Она пожала плечами. По худому лицу пробежала судорога, каштановые волосы рассыпались по щеке.
— Веселого рождества, — сказала она. — Супруге и сыну также. Как вы его назовете?
— Не знаю. Ганка хочет Петром.
— Хорошее имя. Ты моя опора, и на ней воздвигну храм свой. Трижды отрекся и так далее. Только умоляю: не говори сейчас, что я должна выйти замуж и обзавестись собственным Петрусем, ибо взор твой исполнен состраданья.
— Ты расстроена.
— Еще бы, конец года — не шутки, взгляни. — Она кивнула головой в сторону груды бумаг. — Работы на всю ночь.
— Ну, тогда желаю «веселого рождества», Кася.
1— Люди говорят: буду о тебе думать. Повтори!
— Буду о тебе думать.
Праздники я провел дома, но «у телефона», поскольку комитет круглые сутки находился в состоянии готовности. ЦК прислал для распределения среди работников аппарата немного хлопчатобумажной ткани, чулок и полотна, так что удалось сделать Ганке подарок. Из Ц. я привез елку, но игрушек не было, только родители Ганки — отец тоже приехал — настригли цветной бумаги, склеили цепи и украсили деревце. За праздничный стол сели в сумерках, жена взяла облатку и, делясь ею со мной, сказала:
— Дай нам господь счастья, мира, здоровья и силы.
На глазах у нее были слезы, когда она обнимала мать и отца, а затем, склонясь над ребенком, который лажал в коляске, сооруженной из бельевой корзины, тихий и недвижимый, вовсе расплакалась.
— Я беспокоюсь, — сказала она. — Что‑то Петрусь нездоров. Как бы бог не покарал…
Я включил приемник, но рождественских колядок не передавали, тогда поймал польскую передачу Би-Би — Си и услыхал свою любимую. Мы пели ее Там с друзьями, предпочитая всем хоралам мира «Бог родится, ночь уходит…»
— Дайте рыбу! — воскликнул тесть. Младенец жалобно заплакал.
— Выключи радио, он боится музыки, — попросила Ганка.
Я вынул сына из коляски, посадил на колени закутанного, как куклу, и показал ему огоньки свечек. Он протянул ручонку, словно желая поймать свет, и снова заплакал.
— Еще не крещеный, — принялась укорять теща. — Тянете, тянете, а ведь так нельзя. Во всем должен быть порядок.

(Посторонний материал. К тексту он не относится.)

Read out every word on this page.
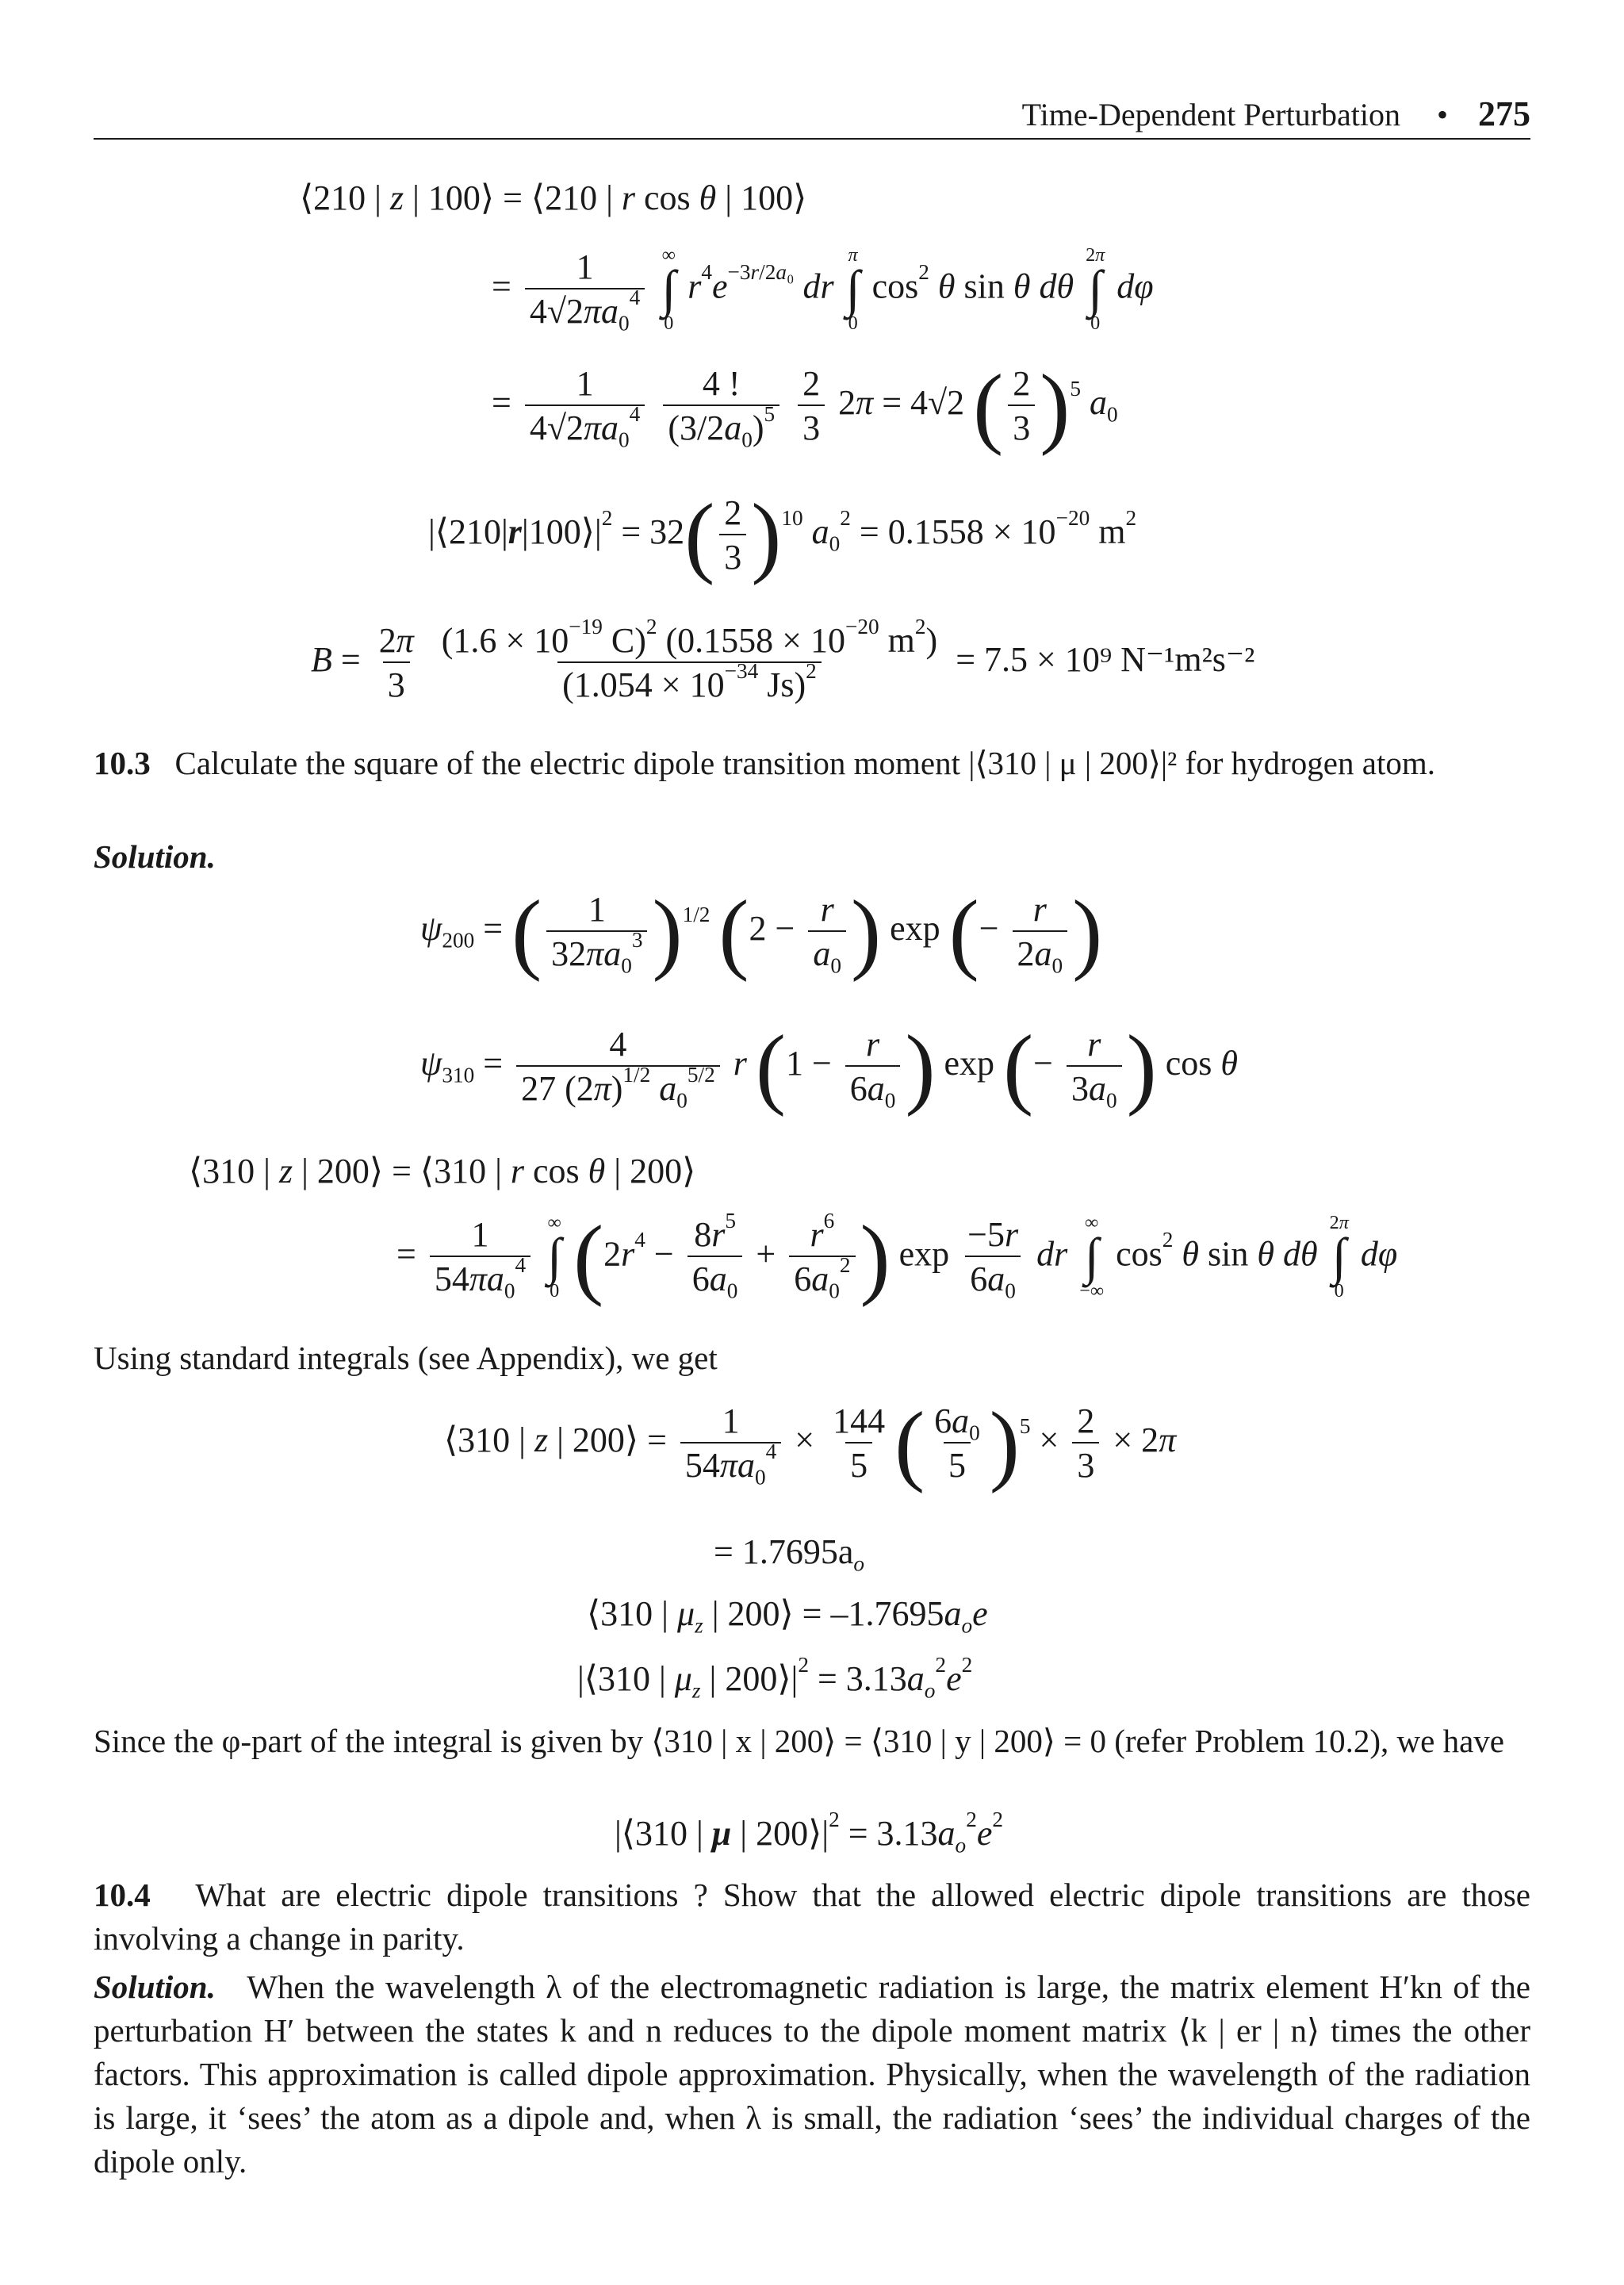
Time-Dependent Perturbation • 275
⟨210 | z | 100⟩ = ⟨210 | r cos θ | 100⟩
= $\frac{1}{4√2\pi a_0^4}$
∞
∫
0
$r^4e^{-3r/2a_0}$ dr
π
∫
0
$\cos^2 \theta$ sin θ dθ
2π
∫
0
dφ
= $\frac{1}{4√2\pi a_0^4}$
$\frac{4 !}{(3/2a_0)^5}$
$\frac{2}{3} 2\pi = 4√2$ ( $\frac{2}{3} )^5$ $a_0$
$|⟨210|r|100⟩|^2 = 32( \frac{2}{3} )^{10}$ $a_0^2 = 0.1558 \times 10^{-20}$ $m^2$
$B = \frac{2\pi}{3}$
$\frac{(1.6 \times 10^{-19} C)^2 (0.1558 \times 10^{-20} m^2)}{(1.054 \times 10^{-34} Js)^2} = 7.5 \times 10^9$ N⁻¹m²s⁻²
10.3 Calculate the square of the electric dipole transition moment |⟨310 | μ | 200⟩|² for hydrogen atom.
Solution.
$\psi_{200}$ = ( $\frac{1}{32\pi a_0^3} )^{1/2}$ ($2 - \frac{r}{a_0}$ ) exp (− $\frac{r}{2a_0}$ )
$\psi_{310} = \frac{4}{27 (2\pi)^{1/2} a_0^{5/2}}$ r ($1 - \frac{r}{6a_0}$ ) exp (− $\frac{r}{3a_0}$ ) cos θ
⟨310 | z | 200⟩ = ⟨310 | r cos θ | 200⟩
= $\frac{1}{54\pi a_0^4}$
∞
∫
0 ($2r^4 - \frac{8r^5}{6a_0} + \frac{r^6}{6a_0^2}$ ) $\exp \frac{-5r}{6a_0}$ dr
∞
∫
−∞
$\cos^2 \theta$ sin θ dθ
2π
∫
0
dφ
Using standard integrals (see Appendix), we get
⟨310 | z | 200⟩ = $\frac{1}{54\pi a_0^4} \times \frac{144}{5}$ ( $\frac{6a_0}{5} )^5 \times \frac{2}{3} \times 2\pi$
= $1.7695a_o$
⟨310 | $\mu_z$ | 200⟩ = $-1.7695a_oe$
|⟨310 | $\mu_z$ | $200⟩|^2 = 3.13a_o^2e^2$
Since the φ-part of the integral is given by ⟨310 | x | 200⟩ = ⟨310 | y | 200⟩ = 0 (refer Problem 10.2), we have
|⟨310 | μ | $200⟩|^2 = 3.13a_o^2e^2$
10.4 What are electric dipole transitions ? Show that the allowed electric dipole transitions are those involving a change in parity.
Solution. When the wavelength λ of the electromagnetic radiation is large, the matrix element H′kn of the perturbation H′ between the states k and n reduces to the dipole moment matrix ⟨k | er | n⟩ times the other factors. This approximation is called dipole approximation. Physically, when the wavelength of the radiation is large, it ‘sees’ the atom as a dipole and, when λ is small, the radiation ‘sees’ the individual charges of the dipole only.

Потом состоялось вручение подарков. Я получил от Ганки связанный ею свитер, чему очень обрадовался, а ее родители преподнесли нам серебряный столовый набор и хрустальную вазу из «западных» запасов. Пахло хвоей, грибами, сладким маком и медовухой.
— Ты мне скажи, Роман, как там, собственно, насчет политики, — начал тесть, — я совсем запутался, а ты наверняка разбираешься, что к чему.
— Оставьте политику! Не разрешаю, сегодня праздник! — закричала Ганка. Она была в своем подвенечном наряде, теперь расставленном и мешковатом, в белой блузке, туго обтягивавшей грудь. Светлые брови выщипала и подчернила, изжелта — серые волосы хранили следы прикосновений парикмахера. Б ту ночь мы спали вместе, так как родители заняли вторую тахту. Едва я погасил лампу, Ганка обняла меня и поцеловала. Я положил руку на ее набухшую грудь, она выпростала обе из выреза рубашки и прижала к ним мою голову. Ткнувшись лицом между горячих, тяжелых полушарий, ощущая губами нежную шелковистую кожу, я с минуту слушал, как бьется у нее сердце, урчит в животе, шелестят волосы, а потом спросил шепотом:
— Надо быть осторожным?
Ганка даже привстала, пришлось объяснить ей, о какой осторожности речь. Тогда, стягивая через голову рубашку, она заявила:
— Я хочу иметь детей, как господь бог велит, и мужика в постели, а не дохлятину. Я не Катажина!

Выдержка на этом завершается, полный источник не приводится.